Iraqi Kurdish peshmerga forces repelled a multi-pronged offensive by the Islamic State group in the northern province of Nineveh on Wednesday, officials said.
One of the targeted areas included a base housing Turkish soldiers that has been at the heart of a bitter dispute between Baghdad and Ankara.
Peshmerga forces repelled coordinated attacks by IS in Nawaran, Bashiqa, Tal Aswad, Khazr and Zardik, the Kurdistan Regional Security Council (KRSC) said.
“This was an attempt by (IS) to breach peshmerga defensive lines following significant losses in recent months,” it said.
“A number of fronts, including Bashiqa and Nawaran and Khazr north and east of Mosul, were attacked by (IS) terrorists this evening,” Jabbar Yawar, the secretary general of the ministry responsible for the peshmerga forces, told AFP.
The jihadists “used car bombs and mortars and rockets and after that launched attacks on peshmerga sites on all of these fronts”, Yawar said.
The KRSC, which is headed by de facto regional president Massud Barzani’s son Masrour, claimed that more than 70 IS members were killed in the attacks.

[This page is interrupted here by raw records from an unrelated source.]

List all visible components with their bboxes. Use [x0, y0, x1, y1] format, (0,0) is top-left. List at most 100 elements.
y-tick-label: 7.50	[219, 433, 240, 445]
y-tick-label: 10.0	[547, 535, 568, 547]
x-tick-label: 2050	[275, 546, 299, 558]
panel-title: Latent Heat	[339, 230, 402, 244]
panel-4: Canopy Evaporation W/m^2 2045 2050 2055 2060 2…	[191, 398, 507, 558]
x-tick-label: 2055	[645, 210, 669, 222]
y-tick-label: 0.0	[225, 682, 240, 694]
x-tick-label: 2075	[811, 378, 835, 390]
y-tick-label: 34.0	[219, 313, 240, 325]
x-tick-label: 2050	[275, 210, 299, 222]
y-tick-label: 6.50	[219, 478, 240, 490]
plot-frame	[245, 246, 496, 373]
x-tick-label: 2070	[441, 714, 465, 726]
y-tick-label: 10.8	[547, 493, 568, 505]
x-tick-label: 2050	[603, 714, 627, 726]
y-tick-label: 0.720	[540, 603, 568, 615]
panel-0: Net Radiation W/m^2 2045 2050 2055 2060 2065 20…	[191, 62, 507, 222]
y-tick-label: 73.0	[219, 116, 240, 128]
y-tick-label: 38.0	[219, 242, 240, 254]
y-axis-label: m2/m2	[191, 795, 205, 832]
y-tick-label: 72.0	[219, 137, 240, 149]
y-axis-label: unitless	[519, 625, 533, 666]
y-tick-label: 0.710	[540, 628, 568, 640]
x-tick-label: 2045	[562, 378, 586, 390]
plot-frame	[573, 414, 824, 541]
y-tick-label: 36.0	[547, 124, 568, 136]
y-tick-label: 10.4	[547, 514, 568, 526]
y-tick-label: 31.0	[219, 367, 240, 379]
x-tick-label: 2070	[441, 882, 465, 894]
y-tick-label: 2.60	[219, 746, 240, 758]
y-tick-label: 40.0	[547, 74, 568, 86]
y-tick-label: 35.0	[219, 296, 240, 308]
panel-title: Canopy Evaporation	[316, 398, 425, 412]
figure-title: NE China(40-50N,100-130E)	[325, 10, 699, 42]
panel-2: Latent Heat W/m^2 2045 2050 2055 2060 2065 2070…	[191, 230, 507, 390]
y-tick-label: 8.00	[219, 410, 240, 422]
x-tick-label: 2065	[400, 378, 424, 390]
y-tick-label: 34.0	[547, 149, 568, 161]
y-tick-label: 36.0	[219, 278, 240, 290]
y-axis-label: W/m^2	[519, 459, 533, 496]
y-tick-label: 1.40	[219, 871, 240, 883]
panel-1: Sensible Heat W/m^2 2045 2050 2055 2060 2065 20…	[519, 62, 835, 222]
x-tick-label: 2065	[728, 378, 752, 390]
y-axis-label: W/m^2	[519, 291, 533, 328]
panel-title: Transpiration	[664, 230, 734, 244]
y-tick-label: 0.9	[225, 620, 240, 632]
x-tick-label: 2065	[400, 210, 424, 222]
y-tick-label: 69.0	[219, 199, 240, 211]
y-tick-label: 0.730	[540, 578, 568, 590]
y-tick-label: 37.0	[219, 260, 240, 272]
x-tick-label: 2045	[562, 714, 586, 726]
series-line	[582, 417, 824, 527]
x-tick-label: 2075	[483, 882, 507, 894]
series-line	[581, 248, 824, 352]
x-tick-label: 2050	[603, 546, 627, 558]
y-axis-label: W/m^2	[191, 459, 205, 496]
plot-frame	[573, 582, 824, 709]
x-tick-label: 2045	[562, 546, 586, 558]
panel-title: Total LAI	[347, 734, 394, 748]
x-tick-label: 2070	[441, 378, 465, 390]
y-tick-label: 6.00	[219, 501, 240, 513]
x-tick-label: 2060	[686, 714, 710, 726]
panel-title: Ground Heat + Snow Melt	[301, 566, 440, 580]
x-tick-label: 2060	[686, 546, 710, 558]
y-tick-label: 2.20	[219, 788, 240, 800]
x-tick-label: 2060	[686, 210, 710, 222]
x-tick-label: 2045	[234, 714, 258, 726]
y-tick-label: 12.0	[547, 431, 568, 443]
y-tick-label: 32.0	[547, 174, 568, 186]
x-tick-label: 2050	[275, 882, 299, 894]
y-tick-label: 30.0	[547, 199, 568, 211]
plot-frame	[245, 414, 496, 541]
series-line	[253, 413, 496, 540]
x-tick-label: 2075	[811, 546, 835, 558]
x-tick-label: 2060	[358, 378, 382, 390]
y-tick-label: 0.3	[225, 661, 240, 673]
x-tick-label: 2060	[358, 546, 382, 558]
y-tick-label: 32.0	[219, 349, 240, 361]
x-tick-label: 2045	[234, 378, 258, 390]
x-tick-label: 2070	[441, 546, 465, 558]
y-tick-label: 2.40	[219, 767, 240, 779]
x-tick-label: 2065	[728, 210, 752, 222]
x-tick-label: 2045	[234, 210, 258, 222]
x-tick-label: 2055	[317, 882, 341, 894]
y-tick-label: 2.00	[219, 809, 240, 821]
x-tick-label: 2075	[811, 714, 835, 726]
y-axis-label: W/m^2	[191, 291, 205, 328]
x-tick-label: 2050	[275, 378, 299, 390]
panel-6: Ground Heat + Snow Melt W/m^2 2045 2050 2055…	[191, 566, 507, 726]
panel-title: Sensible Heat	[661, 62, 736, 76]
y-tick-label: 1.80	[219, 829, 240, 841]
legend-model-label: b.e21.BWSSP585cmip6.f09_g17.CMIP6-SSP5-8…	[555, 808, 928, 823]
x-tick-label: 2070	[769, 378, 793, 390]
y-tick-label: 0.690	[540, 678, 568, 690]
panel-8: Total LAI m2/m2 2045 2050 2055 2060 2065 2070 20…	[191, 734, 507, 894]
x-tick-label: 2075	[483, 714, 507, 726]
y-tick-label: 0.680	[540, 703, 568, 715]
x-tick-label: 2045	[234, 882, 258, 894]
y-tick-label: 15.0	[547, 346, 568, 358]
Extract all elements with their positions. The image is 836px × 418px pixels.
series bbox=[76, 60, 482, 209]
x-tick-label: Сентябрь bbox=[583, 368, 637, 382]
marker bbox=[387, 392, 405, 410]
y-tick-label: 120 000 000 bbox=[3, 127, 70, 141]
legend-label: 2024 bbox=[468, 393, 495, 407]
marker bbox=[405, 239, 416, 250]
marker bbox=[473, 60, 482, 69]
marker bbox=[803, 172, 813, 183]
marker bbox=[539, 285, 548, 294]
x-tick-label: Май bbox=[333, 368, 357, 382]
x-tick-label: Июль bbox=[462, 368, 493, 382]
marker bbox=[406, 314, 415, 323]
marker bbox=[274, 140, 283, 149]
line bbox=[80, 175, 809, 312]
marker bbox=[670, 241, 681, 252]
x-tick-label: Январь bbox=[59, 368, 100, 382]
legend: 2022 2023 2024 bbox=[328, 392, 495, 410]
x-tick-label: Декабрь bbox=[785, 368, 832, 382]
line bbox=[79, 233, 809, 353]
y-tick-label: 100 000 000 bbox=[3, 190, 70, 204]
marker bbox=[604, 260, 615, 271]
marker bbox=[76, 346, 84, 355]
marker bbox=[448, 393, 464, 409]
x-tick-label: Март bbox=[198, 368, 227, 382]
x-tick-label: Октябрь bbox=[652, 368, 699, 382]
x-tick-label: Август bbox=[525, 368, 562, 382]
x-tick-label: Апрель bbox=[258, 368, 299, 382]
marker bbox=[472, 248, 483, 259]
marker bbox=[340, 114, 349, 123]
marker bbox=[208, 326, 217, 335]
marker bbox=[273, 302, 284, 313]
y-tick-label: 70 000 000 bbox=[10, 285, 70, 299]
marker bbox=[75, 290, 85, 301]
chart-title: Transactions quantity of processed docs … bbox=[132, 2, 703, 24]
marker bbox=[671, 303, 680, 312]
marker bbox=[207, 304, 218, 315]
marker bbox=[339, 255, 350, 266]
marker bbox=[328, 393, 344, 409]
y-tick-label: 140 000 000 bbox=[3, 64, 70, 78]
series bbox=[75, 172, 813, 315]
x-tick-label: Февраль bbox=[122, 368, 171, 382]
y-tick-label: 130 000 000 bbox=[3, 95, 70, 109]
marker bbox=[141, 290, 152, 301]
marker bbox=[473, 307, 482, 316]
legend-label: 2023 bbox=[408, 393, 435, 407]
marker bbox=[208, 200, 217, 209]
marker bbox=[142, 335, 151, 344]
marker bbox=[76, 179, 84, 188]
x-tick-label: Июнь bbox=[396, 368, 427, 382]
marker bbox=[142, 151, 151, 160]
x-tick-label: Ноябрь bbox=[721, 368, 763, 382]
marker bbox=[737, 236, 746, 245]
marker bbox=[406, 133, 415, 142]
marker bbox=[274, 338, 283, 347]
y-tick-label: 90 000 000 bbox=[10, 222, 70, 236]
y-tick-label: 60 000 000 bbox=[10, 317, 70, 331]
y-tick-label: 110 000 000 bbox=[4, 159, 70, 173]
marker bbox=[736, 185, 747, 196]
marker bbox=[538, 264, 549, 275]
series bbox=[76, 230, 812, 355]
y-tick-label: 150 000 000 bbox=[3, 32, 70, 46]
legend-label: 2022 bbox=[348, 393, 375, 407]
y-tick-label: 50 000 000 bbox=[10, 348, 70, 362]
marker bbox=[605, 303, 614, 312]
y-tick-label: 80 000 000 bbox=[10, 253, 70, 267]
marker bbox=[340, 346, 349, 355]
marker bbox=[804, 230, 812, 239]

That claim could not be independently verified, and the statement provided no indication of possible peshmerga casualties.
Ankara announced earlier that four of its troops at the base were wounded in Wednesday shelling by IS.
Turkey, a close ally of Barzani, deployed troops earlier this month to a base in the Bashiqa area where it trains volunteers preparing to confront IS in the city of Mosul.
Ankara insists the deployment was a routine rotation, but Baghdad said it was unauthorised and a violation of its sovereignty.
The area has been under peshmerga control for some time but lies outside the official borders of the autonomous Kurdish region, inside Nineveh province of which Mosul is the capital.
Turkey said this week it had withdrawn an unspecified contingent from the base, but the Iraqi government responded by demanding a complete pullout.
Turkey is widely perceived in Iraq’s Shiite majority as complicit with IS, and Shiite militias have advocated using force against Turkish troops should the diplomatic track fail.
One of the most powerful among them, Ketaeb Hezbollah, said on its TV channel Etejah that it was responsible for shelling the Turkish base near Bashiqa Wednesday.
The claim did not specify how the group might have achieved such range, given that the northernmost front in which federal and allied militias are deployed is more than 100 kilometres (60 miles) to the south.